George Makepeace-Cubitt
- Born: 20 February 2004 (age 21) Reading
- Height: 178 cm (5 ft 10 in)
- Weight: 86 kg (190 lb)

Rugby union career
- Position(s): Fly-half Full-back

Senior career
- Years: Team / Apps / (Points)
- 2022-2023: London Irish
- 2023-2024: Rams RFC
- 2024-2025: Northampton Saints

International career
- Years: Team / Apps / (Points)
- 2024: England U20

= George Makepeace-Cubitt =

English rugby player

George Makepeace-Cubitt (born 20 February 2004) is an English professional rugby union footballer.

==Club career==
Born in Reading, he has played at both full-back and fly-half. He was part of the rugby union academy of London Irish from the age of 13 years-old and he joined their senior academy for the 2022-23 season. He then played for Rams RFC in National League 1 after London Irish dissolved.

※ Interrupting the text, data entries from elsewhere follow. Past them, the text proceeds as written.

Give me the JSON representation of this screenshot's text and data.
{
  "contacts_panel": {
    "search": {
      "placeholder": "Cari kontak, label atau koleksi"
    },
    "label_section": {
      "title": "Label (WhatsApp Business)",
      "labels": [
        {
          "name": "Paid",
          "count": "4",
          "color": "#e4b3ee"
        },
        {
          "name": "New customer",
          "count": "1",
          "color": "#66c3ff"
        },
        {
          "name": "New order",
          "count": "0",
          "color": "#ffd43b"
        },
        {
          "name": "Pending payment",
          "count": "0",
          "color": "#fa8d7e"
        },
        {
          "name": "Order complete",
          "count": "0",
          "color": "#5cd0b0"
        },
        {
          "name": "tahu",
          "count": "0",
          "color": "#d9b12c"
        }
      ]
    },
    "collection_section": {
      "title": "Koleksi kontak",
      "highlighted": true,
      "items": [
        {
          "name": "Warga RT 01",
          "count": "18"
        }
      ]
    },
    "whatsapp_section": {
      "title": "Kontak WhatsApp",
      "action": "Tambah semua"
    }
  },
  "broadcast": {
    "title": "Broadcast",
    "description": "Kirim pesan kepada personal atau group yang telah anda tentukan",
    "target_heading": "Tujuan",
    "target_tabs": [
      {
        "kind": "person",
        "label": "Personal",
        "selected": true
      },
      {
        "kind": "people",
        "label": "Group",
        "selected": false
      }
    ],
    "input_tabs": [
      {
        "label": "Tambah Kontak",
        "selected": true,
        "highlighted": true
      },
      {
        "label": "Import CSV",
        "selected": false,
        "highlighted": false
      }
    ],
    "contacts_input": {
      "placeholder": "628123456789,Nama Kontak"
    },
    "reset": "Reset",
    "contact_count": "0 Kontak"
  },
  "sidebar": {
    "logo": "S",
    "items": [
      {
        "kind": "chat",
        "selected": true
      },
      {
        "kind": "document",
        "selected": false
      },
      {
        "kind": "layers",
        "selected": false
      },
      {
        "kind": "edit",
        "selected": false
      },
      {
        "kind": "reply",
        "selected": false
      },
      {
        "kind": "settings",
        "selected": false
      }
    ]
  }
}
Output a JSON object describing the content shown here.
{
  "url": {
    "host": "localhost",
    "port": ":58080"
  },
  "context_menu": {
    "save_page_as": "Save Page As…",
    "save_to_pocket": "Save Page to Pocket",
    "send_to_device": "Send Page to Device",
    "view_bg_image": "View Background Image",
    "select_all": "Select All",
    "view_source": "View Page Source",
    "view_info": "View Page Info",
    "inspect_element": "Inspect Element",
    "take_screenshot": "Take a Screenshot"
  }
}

He signed for Northampton Saints following a successful trial in May 2024. He made his Rugby Premiership debut for Northampton Saints on 25 October 2024, kicking two penalties and a conversion against Bristol Bears.

==International career==
In March 2024 was called-up to play for the England national under-20 rugby union team. That year, he became the first man since Bedford Blues player Josh Bassett in 2012 to represent England U20s in the U20 Six Nations while not linked with a top-flight side.